The holiday season is always make-or-break for retailers, who can make as much as 40 percent of the year's sales in November and December. Grim predictions for this year's holiday season began trickling out last month - and none of those had a chance to take into account the accelerating stock market rout of the past two weeks.

Market research firm TNS Retail Forward predicts sales to rise a mere 1.5 percent in the fourth quarter, the smallest gain in 17 years. The National Retail Federation expects sales to rise 2.2 percent, the slowest growth since 2002 and well below the 10-year average of 4.4 percent.

The Nielsen Co. released a survey Thursday showing that more than one-third of U.S. consumers across all income levels expect to spend less than in previous years, while 50 percent expect to spend the same.

Retailers such as Best Buy plan to highlight products such as video games and home entertainment products, anticipating that newly austere customers will be cutting back on restaurant meals and going out.

"Anything that allows people to spend time at home with their families is going to be big," said Jerome McKay, manager of the Best Buy in Aurora.

Nationwide, fourth-quarter hiring expectations in wholesale and retail businesses are at a 17-year low, according to a Manpower survey.

McKay couldn't discuss Best Buy's specific holiday staffing plans, but said the electronics retailer plans to staff up in order to keep customer flow smooth and to stay open the marathon hours that have become a hallmark of big-box retailers.

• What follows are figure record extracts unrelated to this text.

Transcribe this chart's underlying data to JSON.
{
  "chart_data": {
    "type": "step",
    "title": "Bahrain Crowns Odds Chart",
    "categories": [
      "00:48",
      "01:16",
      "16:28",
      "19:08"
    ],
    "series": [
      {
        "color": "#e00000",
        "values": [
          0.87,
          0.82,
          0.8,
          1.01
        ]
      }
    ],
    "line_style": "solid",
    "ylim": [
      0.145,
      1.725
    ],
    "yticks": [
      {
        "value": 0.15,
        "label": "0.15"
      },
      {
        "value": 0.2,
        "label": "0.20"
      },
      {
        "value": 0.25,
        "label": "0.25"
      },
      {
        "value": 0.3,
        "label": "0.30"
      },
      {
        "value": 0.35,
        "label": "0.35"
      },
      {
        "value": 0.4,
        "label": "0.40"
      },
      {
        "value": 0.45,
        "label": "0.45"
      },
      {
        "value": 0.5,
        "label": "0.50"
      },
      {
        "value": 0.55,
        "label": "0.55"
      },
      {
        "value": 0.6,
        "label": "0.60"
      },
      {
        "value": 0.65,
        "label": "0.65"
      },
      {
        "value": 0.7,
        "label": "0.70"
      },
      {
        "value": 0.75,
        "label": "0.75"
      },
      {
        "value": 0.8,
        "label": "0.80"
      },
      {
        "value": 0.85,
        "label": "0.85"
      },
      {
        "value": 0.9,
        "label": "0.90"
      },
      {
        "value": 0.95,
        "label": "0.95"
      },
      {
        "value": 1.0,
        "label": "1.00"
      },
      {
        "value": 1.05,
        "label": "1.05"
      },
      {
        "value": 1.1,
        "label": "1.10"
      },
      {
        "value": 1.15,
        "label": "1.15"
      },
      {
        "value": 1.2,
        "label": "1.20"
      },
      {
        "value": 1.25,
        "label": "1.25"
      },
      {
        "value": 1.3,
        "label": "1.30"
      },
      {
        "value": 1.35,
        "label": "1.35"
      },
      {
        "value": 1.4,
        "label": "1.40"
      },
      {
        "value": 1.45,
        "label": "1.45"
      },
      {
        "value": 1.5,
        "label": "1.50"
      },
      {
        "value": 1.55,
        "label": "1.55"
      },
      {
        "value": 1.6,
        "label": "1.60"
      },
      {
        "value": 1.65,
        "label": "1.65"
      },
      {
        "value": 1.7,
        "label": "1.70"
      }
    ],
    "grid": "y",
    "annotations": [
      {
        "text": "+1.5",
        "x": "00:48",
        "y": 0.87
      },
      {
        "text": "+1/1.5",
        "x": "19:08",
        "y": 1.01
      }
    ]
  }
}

Ross Manning, senior vice president and general merchandise manager at discount home retailer Tuesday Morning, acknowledged that this holiday season is going to be "challenging," but he isn't pessimistic. The retailer has seen an uptick in new customers since August while older customers continue to come in even if "their buying habits might've changed slightly," he said.

The company also hopes to capitalize on the anticipated "nesting" trend as well, hoping customers will snap up crystal punch bowls and handcrafted nutcrackers to make their homes look more festive to compensate for not traveling.

"Our customer may not be going to Vail this Christmas or taking the kids to Hawaii, but the house will be decorative," Manning said.